Contact: Katherine Ehrlich, PhD
Jennifer Sumner, PhD
For Release: March 8, 2019
There’s mounting evidence that growing up poor can lead to worse health in adulthood. But it’s not poverty per se that takes a life-shortening toll on the body. Children who grow up amid poverty and also endure harsh discipline from parents or other violence-related threats age faster than their peers. Their biological clock is older than their chronological age, reveals DNA in two pioneering scientific studies. Both will be presented at the Society for Biopsychosocial Science and Medicine meeting in Vancouver.
In the first study, 318 African-American adolescents aged 16 and 17 reported on how much harsh discipline their parents had used—slapping, hitting, shouting. As part of a long-term study, researchers knew the economic status of their family and neighborhood, their parents’ depression levels and employment status. These teens also were asked about experiences of racial discrimination. Then, at age 20, blood samples were taken to find out their biological age. This is shown by the pattern of methylation on DNA from their immune cells, explains lead study author Katherine Ehrlich, PhD, Assistant Professor of Psychology at the University of Georgia and Center for Family Research.
“None of the factors we looked at was linked to biological aging if these teenagers had low levels of harsh parenting,” says Ehrlich, “but these risk factors were significantly associated with being older than their chronological age when teens experienced harsh parenting.” And these youths who showed a sped-up biological clock at age 20 were significantly more likely to have metabolic syndrome in a follow-up at age 27, she adds. Metabolic syndrome is a cluster of medical conditions that increases the risk of heart disease, stroke and diabetes.

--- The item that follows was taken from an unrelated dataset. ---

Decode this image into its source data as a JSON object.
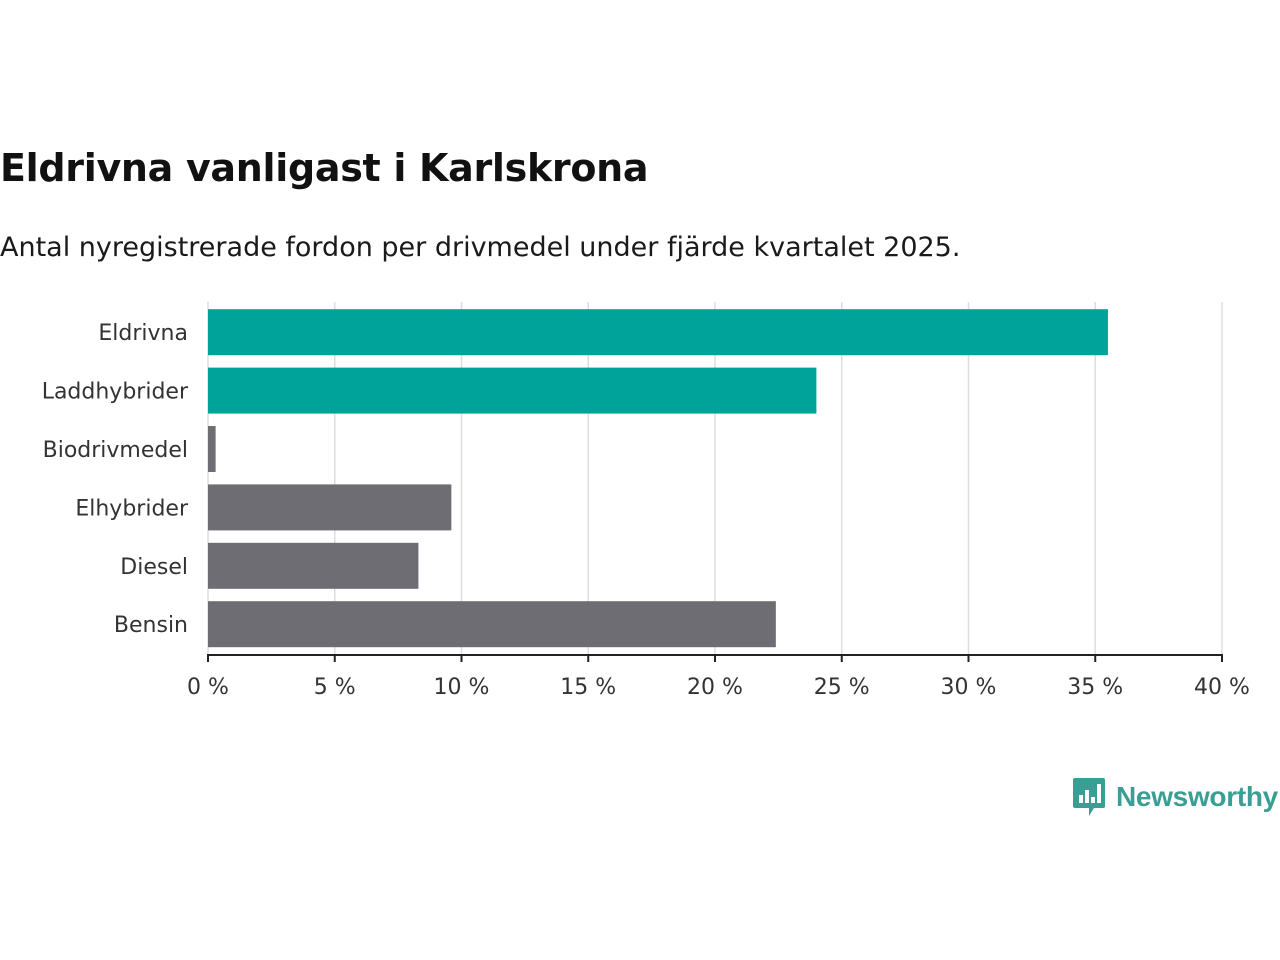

“It underscores how much parents matter,” says Ehrlich. Parents with scant economic resources can’t always shield their youngsters from upsetting experiences they have no control over. “This is a way, though, that parents can protect their children—by not being very harsh with discipline.” Children raised with more consistently loving parents may learn they can trust people, so they might feel less stressed, a boon for health. Whatever the reason, gentler parenting seems to prevent this premature aging.
The feeling of threat as a possible cause of biological aging also surfaced in a study of 247 children, 8 to 16 years old. Children and their caregivers were asked about how exposed the kids were to such threat-related experiences as physical, emotional or sexual abuse, as well as other violence in their lives, including exposure to domestic violence. They also were asked about deprivation-related experiences, including physical neglect, hunger and lack of cognitive stimulation. Then their DNA methylation was evaluated, as was stage of puberty. Again, deprivation per se, even going hungry, wasn’t associated with an older biological age. However, threat-related experiences were linked to both accelerated DNA methylation age and being at a more advanced stage of puberty than average for their age. Older DNA methylation age also was associated with greater symptoms of depression. Children who experience earlier puberty are at higher than average risk for depression, anxiety and substance abuse.
“What we found is that the impact of threat-related early experiences could be detected in kids as young as 8 years old,” says lead study author Jennifer Sumner, PhD, Assistant Professor of Behavioral Medicine at Columbia University Medical Center. Cutting-edge studies that use DNA methylation to measure biological age “are beginning to unravel how the types of adverse experiences kids have early on get under the skin and cause them to age,” says Sumner.
“We are beginning to learn that different types of early life adversity can have different developmental consequences,” notes Sumner. In the future, accelerated DNS methylation age and pubertal age could be used to identify youth who might be developing faster than expected given their chronological age, and who might benefit from health-related services.
The Society for Biopsychosocial Science and Medicine (APS) (www.thesbsm.org), founded in 1943, is an international multidisciplinary academic society that organizes an annual scientific meeting and educational programs. Psychosomatic Medicine is its scientific journal. The membership of over 700 is composed of academic scientists and clinicians in medicine, psychiatry, epidemiology, health psychology and allied health services. The mission of the SBSM is “to advance and integrate the scientific study of biological, psychological, behavioral and social factors in health and disease.”